Matt Jensen
- Full name: Matthew Jensen
- Born: April 21, 1992 (age 33) Scranton, Pennsylvania
- Height: 6 ft 8 in (2.03 m)
- Weight: 249 lb (113 kg)
- School: Pocono Mountain East High School
- University: Brigham Young University

Rugby union career
- Position: Lock

Amateur team(s)
- Years: Team / Apps / (Points)
- Brigham Young University
- Correct as of April 25, 2019

Senior career
- Years: Team / Apps / (Points)
- 2018–: Utah Warriors / 31 / (10)
- Correct as of 25 February 2021

International career
- Years: Team / Apps / (Points)
- 2016–: USA Selects / 8 / (0)
- 2016–: United States / 7 / (10)
- Correct as of 25 February 2021

= Matt Jensen (rugby union) =

American rugby union player (b. 1992)

Matthew Jensen (born April 21, 1992) is an American rugby union player who plays at lock for the Utah Warriors of Major League Rugby (MLR) and the United States men's national team.

==Club career==
Jensen signed with Major League Rugby's Utah Warriors in for their inaugural 2018 season.

==International career==
===USA Eagles===
Jensen was first named to the roster for the USA Eagles ahead of the 2016 end-of-year tests. Jensen made his debut for the Eagles on November 4, 2016, appearing as a substitute, in an uncapped match against the Māori All Blacks.
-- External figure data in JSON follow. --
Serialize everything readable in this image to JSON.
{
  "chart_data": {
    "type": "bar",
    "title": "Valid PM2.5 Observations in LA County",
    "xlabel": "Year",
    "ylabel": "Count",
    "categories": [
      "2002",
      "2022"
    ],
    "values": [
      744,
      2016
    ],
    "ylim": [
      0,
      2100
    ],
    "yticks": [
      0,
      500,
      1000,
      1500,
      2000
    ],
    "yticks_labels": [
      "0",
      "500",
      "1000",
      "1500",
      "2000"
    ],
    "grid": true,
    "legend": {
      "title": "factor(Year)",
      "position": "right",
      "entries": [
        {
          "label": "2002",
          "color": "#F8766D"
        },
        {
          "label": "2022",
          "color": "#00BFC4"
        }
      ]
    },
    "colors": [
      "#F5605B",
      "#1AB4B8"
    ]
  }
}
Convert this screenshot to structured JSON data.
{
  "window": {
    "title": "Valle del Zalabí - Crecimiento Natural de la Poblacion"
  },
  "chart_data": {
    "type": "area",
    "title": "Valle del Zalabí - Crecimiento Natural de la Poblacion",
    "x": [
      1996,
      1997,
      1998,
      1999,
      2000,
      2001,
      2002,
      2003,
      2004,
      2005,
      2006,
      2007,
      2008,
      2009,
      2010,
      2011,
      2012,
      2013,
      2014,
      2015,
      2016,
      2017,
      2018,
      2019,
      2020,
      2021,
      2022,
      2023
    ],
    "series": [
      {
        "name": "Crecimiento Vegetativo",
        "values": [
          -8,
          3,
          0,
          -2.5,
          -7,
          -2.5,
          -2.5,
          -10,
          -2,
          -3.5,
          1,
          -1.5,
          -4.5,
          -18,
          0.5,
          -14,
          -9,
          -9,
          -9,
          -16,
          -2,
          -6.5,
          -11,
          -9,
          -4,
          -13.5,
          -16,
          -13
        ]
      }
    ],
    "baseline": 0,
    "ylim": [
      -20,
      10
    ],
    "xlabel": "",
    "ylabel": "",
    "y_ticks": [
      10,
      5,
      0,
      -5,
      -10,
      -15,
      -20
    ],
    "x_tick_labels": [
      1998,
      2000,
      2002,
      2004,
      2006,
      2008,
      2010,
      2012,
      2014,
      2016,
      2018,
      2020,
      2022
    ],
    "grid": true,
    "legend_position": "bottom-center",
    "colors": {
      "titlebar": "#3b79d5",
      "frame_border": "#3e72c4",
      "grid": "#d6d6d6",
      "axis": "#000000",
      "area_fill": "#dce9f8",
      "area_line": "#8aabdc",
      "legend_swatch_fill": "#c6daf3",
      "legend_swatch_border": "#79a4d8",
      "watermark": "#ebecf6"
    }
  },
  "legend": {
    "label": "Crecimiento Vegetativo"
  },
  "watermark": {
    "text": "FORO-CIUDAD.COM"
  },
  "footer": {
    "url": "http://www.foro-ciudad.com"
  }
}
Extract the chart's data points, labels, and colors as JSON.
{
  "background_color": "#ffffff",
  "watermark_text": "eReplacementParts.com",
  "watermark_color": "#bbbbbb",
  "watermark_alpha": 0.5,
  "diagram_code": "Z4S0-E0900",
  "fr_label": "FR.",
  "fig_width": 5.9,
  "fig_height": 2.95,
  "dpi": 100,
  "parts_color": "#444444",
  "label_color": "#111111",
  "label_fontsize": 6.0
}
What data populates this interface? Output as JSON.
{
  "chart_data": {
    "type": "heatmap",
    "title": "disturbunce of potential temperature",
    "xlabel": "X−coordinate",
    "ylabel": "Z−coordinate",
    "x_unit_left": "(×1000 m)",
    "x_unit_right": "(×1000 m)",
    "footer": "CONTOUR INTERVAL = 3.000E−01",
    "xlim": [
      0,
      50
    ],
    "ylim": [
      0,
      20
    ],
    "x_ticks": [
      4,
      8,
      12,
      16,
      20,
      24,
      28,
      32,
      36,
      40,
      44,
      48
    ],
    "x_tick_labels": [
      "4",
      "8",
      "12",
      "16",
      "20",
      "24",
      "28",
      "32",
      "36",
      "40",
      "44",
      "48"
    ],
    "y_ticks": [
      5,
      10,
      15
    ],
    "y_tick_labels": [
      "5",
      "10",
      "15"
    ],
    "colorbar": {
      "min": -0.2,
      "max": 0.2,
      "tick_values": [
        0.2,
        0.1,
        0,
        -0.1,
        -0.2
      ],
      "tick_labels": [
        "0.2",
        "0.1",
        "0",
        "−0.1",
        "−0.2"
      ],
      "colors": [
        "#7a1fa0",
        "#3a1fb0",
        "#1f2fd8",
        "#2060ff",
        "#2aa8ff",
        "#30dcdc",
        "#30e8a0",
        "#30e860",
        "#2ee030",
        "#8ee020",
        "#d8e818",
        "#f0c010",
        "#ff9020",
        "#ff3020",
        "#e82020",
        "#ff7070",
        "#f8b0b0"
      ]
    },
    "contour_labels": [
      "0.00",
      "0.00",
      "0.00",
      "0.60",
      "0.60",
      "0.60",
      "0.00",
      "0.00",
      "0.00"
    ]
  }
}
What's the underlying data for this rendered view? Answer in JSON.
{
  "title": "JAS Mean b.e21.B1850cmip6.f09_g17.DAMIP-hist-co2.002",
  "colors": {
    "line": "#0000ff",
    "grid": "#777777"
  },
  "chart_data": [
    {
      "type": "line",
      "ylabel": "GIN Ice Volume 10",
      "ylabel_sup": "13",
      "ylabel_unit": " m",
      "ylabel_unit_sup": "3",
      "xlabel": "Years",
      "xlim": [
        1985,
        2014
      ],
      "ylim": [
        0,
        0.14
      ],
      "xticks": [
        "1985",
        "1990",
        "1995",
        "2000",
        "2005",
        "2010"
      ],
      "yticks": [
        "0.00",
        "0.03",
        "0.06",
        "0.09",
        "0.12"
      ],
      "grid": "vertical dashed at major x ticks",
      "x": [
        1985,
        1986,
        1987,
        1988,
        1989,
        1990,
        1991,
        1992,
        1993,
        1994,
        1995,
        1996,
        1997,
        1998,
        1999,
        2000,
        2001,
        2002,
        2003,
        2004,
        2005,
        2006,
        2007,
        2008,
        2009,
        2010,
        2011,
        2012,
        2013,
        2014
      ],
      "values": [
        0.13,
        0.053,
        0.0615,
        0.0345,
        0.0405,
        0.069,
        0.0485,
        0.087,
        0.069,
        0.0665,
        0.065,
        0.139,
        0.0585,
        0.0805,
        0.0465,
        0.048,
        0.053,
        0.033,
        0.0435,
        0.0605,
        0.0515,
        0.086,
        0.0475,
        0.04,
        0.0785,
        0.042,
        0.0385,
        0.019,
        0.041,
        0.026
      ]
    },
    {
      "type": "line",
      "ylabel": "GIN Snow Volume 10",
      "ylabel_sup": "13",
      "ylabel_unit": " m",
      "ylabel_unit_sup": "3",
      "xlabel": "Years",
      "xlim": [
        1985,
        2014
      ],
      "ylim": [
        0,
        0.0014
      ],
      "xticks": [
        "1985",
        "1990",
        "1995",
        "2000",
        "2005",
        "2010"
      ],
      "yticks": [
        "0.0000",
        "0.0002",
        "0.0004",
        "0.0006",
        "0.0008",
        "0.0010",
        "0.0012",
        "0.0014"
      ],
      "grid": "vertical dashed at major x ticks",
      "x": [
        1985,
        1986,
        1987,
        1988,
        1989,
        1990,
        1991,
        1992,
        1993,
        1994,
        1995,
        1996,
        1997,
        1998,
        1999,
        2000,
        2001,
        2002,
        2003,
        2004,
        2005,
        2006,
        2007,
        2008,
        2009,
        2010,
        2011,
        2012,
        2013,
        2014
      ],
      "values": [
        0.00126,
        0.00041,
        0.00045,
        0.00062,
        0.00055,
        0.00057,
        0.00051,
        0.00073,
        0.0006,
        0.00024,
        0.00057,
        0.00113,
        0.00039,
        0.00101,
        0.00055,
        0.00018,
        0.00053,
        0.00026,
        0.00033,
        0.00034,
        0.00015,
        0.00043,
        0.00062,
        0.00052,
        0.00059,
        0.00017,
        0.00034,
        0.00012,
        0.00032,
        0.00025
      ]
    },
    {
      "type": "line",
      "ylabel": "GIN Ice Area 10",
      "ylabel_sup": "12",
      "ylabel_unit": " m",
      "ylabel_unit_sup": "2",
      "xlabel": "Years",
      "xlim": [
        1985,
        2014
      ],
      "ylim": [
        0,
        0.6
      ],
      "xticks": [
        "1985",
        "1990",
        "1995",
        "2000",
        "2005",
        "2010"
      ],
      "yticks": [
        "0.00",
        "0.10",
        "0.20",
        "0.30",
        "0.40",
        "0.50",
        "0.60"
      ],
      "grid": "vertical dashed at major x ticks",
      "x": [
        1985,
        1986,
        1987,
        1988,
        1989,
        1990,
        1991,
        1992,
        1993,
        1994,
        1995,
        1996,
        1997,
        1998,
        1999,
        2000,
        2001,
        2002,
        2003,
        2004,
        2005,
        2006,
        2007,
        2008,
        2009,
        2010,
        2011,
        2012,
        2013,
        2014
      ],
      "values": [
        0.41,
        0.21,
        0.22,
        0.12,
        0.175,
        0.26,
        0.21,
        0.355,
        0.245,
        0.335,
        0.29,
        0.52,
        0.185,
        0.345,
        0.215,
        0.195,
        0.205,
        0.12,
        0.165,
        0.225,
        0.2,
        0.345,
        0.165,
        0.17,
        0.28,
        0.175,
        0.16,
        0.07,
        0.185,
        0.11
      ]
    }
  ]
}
Jensen earned his first cap for the Eagles on February 4, 2017, starting at lock, in the Eagles' 29–23 victory over Uruguay in the 2017 Americas Rugby Championship (ARC). Jensen scored his first try for the Eagles on February 25, 2017, appearing as a substitute, in a 57–9 victory against Chile in the ARC. As of April 2019, Jensen has made seven total appearances for the club and has scored two total tries.